Да остался давний один должок —
Милицейский город, сырой снежок.
Что еще в испарине тех времен?
Был студент речист, не весьма умен,
Наряжался рыжим на карнавал
По подъездам барышень целовал.
Хорошо безусому по Руси
Милицейской ночью лететь в такси.
Тормознет — и лбом саданешь в стекло,
А очнешься — вдруг двадцать лет прошло.
Я тогда любил говорящих «нет».
За капризный взгляд, ненаглядный свет,
Просыпалась жизнь, ноготком стуча.
Музыкальным ларчиком без ключа.
Я забыл, как звали моих подруг,
Дальнозорок сделался, близорук,
Да и ты ослепла почти, душа,
В поездах простуженных мельтеша.
Наклонюсь к стеклу, прислонюсь тесней.
Двадцать лет прошло, будто двадцать дней.
Деревянной лесенкой — мышь да ложь,
Поневоле слезное запоешь.
Голосит разлука, горчит звезда.
Я давно люблю говорящих «да»,
Все-то мнится — сердце сквозь даль и лед
Колокольным деревом прорастет.
А должок остался, на два глотка,
И записка мокрая коротка —
Засмоли в бутылку воды морской,
Той воды морской пополам с тоской,
Чтобы сны устроили свой парад,
Телефонный мучая аппарат,
Чтобы слаще выплеснуться виной —
Незабвенной, яблочной, наливной…
***
На востоке стало тесно, и на западе — темно.
Натянулось повсеместно неба серое сукно.
Длиннокрылый, ясноокий, молча мокнет в бузине
диктовавший эти строки невнимательному мне.
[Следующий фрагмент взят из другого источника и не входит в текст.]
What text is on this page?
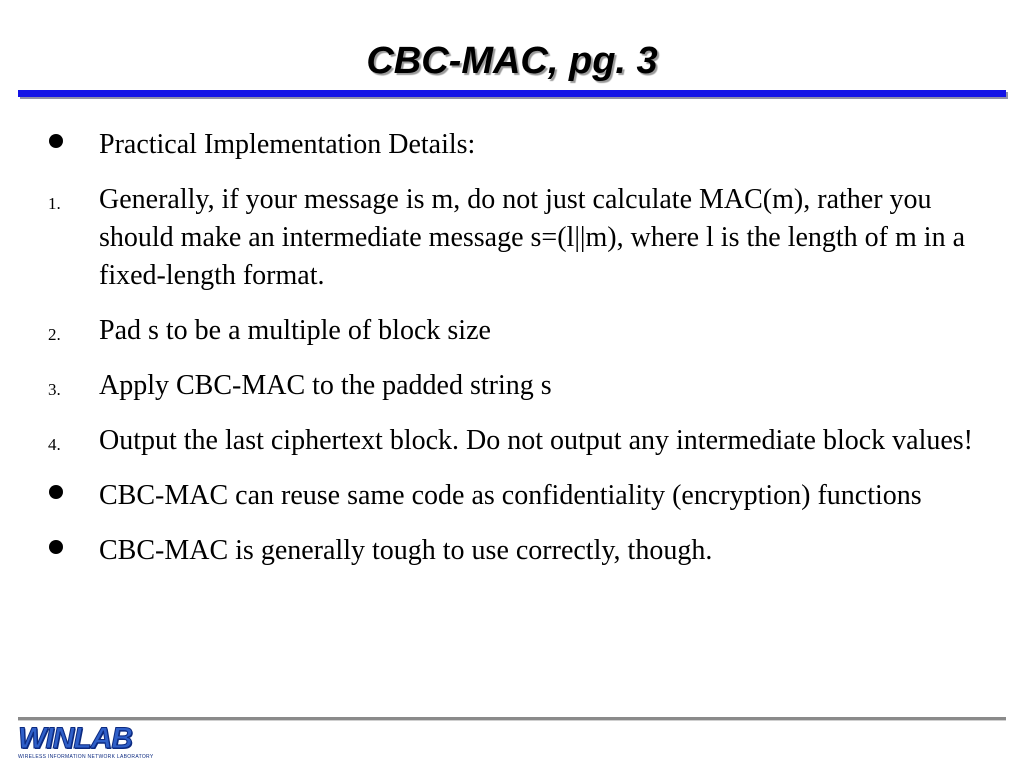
CBC-MAC, pg. 3
Practical Implementation Details:
1.	Generally, if your message is m, do not just calculate MAC(m), rather you should make an intermediate message s=(l||m), where l is the length of m in a fixed-length format.
2.	Pad s to be a multiple of block size
3.	Apply CBC-MAC to the padded string s
4.	Output the last ciphertext block. Do not output any intermediate block values!
CBC-MAC can reuse same code as confidentiality (encryption) functions
CBC-MAC is generally tough to use correctly, though.
WINLAB
WIRELESS INFORMATION NETWORK LABORATORY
Тихо в ветках неспокойных. Лишь соседка за стеной
наливает рукомойник, умывальник жестяной.
Половина в пятнах света. Дай-ка ступим на нее,
оживляя скрипом это несерьезное жилье.
Город давний и печальный тоже, видимо, продрог
в тесной сетке радиальной электрических дорог.
Очевидно, он не знает, что любые города
горьким заревом сияют, исчезая навсегда.
Остается фотопленка с негативом, что черней,
чем обложка от сезонки с юной личностью моей.
Остаются ведра, чайник, кружка, мыльница, фонарь.
Торопливых встреч прощальных безымянный инвентарь.
Блещет корка ледяная на крылечке, на земле.
Очевидно, я не знаю смысла музыки во мгле
Но останется крылатый за простуженным окном —
безутешный соглядатай в синем воздухе ночном.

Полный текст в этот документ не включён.